Lost and found
How will it end?
It’s not just the question for Lost, which concludes its sixth and final season Sunday night, it’s an existential subject for the ages, televised or otherwise.
Intrigue and romance, family dynamics and time travel, religion, mysterious black smoke and hydrogen bombs—during its run, this J.J. Abrams drama mixed densely complex sci-fi story lines with humor and head-scratching puzzles, all while opening up larger issues that chip away at our notions of destiny, faith and fate.
Now, even though Lost has occasionally faltered during its final season, the mystical island show still stands to be remembered as one of modern television’s most fascinating, intelligent and Byzantine dramas.
Lost first aired in September 2004; I watched the debut episode but, to be honest, didn’t get the hype and, dismissing it as “too Gilligan’s Island,” turned the TV off halfway through the show’s two-hour premiere.
Two years later, I had a change of heart after a friend convinced me to give it another go. “It’s the kind of show that will get you talking,” she said. My husband and I rented the first season on DVD and not only made it through that entire first episode, but continued to watch all 25 episodes in just two weeks.
Soon, I was convinced this story of plane-crash survivors was the best sci-fi show since The X Files and a drama in league with The Sopranos. But while the former show 1990s-era drama cautioned viewers to “trust no one” and the latter redefined the concept of family values, Lost urged followers not just to suspend disbelief but also to accept the possibilities that we are put on this planet for reasons that will eventually become clear to us, that faith and logic can coexist and that family ties, while unbreakable, are certainly bendable.
(Perhaps most important, however, the series also taught us that polar bears can survive a tropical climate, that ancient VW vans will start up on the first try after decades of neglect, and that the numbers 4, 8, 15, 16, 23 and 42 possibly hold the answers to everything.)

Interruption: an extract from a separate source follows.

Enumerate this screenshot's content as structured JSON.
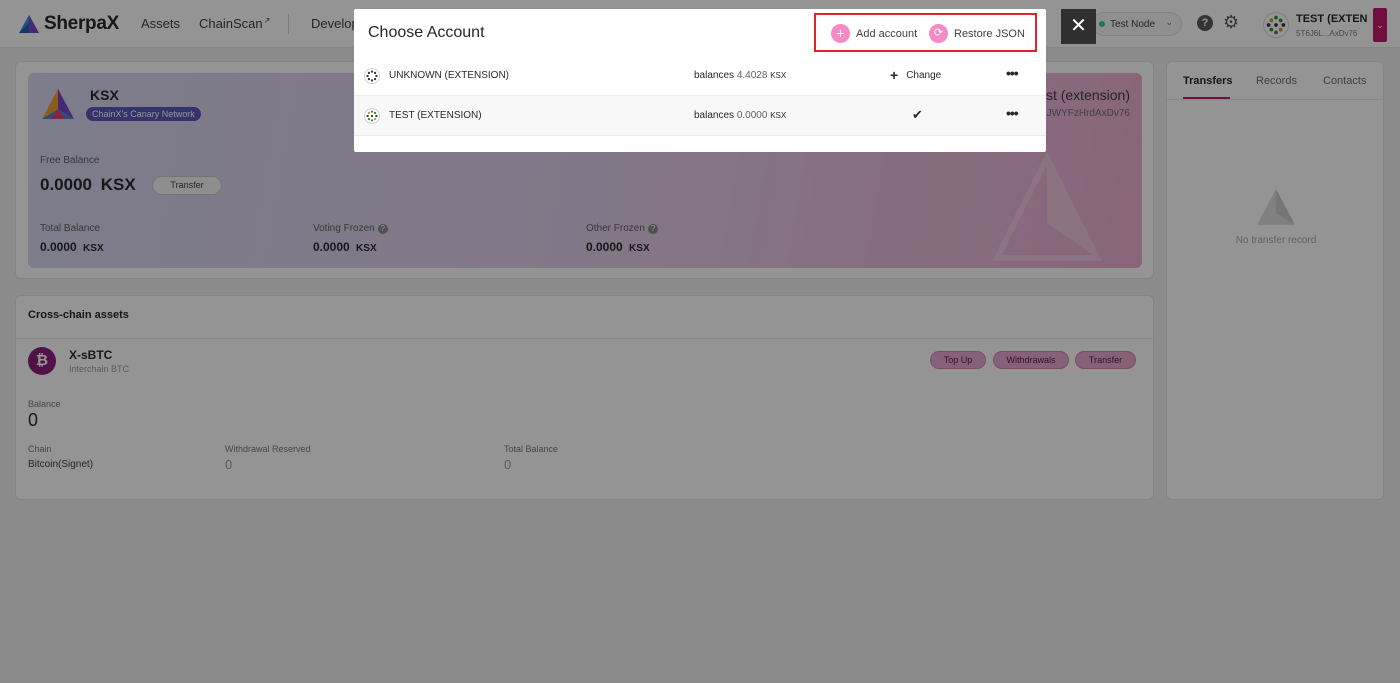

But what intrigued me the most about the show was its mythology about a terrifying monster inhabiting not just the island, but also each major character’s history, present life and future sense of purpose. That concept, interwoven with intricate stories of faith—or lack thereof—defined the personal struggles that placed each character on that fated Flight 815.
The show’s final season has been problematic, as its writers try to answer to the legion of fans that obsess over the show, scouring the Web for clues about, among other details, the Dharma Initiative, Charles Widmore and Drive Shaft. As such, recent episodes have felt bloated, plodding and dull even in their attempt to cover acres of ground before the series comes to its end.
Perhaps the writers and producers shouldn’t try so hard to snip away at every loose story thread. Executive producer Carlton Cuse addressed his own existential crisis in an interview with Wired magazine, saying “We are going to take a stab at providing a conclusion, one that we hope will be satisfying [but] the bigger questions, we recognize, are not answerable.”
And really, that’s the point.
Not every paradox requires a solution. The best thing about Lost is how it allows viewers to ponder faith—whether or not you actually believe in a higher power—and its relation to quantum physics, fantasy and mind-blowing space-time continuum shifts.
The truth is out there, but it’s the actual quest for discovery, not the end result, which holds the real answers.